Dual message from Spain

May 25, 2011 12:19 am | Updated 12:19 am IST

As young — and not-so-young — people continued to occupy the centres of over 50 Spanish cities in defiance of a ban on such gatherings immediately before elections, the Spanish socialist party (PSOE) of Prime Minister José Luis Rodriguez Zapatero suffered a crushing defeat in Spain's local and regional polls on May 22. The main opposition, the conservative Popular Party (PP), won in 11 of the 13 regions where elections took place, including Castilla-La Mancha, which the PSOE had held since the first post-Franco elections in 1978. The socialists' municipal results were as bad as their regional ones, and saw them lose Barcelona, the country's second city and PSOE stronghold, to Catalan nationalists; the conservatives also gained control of Seville, and the ruling party's municipal vote share of 27.79 per cent left it nearly 10 percentage points behind the PP. Mr. Zapatero has taken responsibility for the debacle, recognising that many Spaniards face grave difficulties and that the young are deeply anxious about their future; but he has ruled out an early general election and will hold on until his second term ends early in 2012.

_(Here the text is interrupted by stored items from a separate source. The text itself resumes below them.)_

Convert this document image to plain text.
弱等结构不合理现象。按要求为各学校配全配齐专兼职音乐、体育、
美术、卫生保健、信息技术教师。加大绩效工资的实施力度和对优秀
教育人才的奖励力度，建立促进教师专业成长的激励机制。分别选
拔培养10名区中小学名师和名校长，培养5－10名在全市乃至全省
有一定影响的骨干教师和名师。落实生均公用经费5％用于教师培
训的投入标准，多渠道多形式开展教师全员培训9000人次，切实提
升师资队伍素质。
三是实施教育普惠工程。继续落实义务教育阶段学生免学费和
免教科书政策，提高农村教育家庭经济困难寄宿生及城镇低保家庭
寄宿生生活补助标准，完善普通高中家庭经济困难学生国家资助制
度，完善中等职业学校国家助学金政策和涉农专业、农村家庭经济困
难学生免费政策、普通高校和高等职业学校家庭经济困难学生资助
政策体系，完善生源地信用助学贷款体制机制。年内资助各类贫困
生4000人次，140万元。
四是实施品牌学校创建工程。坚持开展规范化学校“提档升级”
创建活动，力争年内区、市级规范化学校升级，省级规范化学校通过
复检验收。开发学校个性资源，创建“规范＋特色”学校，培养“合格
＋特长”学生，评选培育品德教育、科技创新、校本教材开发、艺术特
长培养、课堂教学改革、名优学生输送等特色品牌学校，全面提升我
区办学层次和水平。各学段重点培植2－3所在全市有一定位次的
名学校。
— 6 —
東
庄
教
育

That Spanish voters have been motivated to express their anger with the PSOE government is not in doubt; the 66.23 per cent turnout was nearly 2.3 percentage points higher than that for the 2007 municipal polls. Spain has faced a severe economic crisis since the financial and property bubble burst in 2008, and its current unemployment rate of over 21 per cent is the highest in the eurozone. It would, however, be premature to conclude that the results signify an endorsement of the conservative ideology. Blank and spoilt ballot papers added up to 4.2 per cent of the total, and the protesters camping in city squares seemed almost indifferent to the outcome. Secondly, young Spanish adults are in a particularly dire position, with unemployment rate approaching 45 per cent in the 18-25 age cohort. It is also highly unlikely that the new PP administrations at regional or municipal level can do much about the national economic condition. Furthermore, the PP's social conservatism, manifested in a confrontational attitude to many of Mr. Zapatero's first-term reforms — such as the legalisation of same-sex marriages — is likely to invite great hostility among the kinds of young people who use social networks to communicate and who have likened their occupation of Madrid's Puerta del Sol to the protests in Cairo's Tahrir Square. The results of these elections, in effect, conceal much deeper fissures in the Spanish body politic; those are probably the last things the PP wants to address.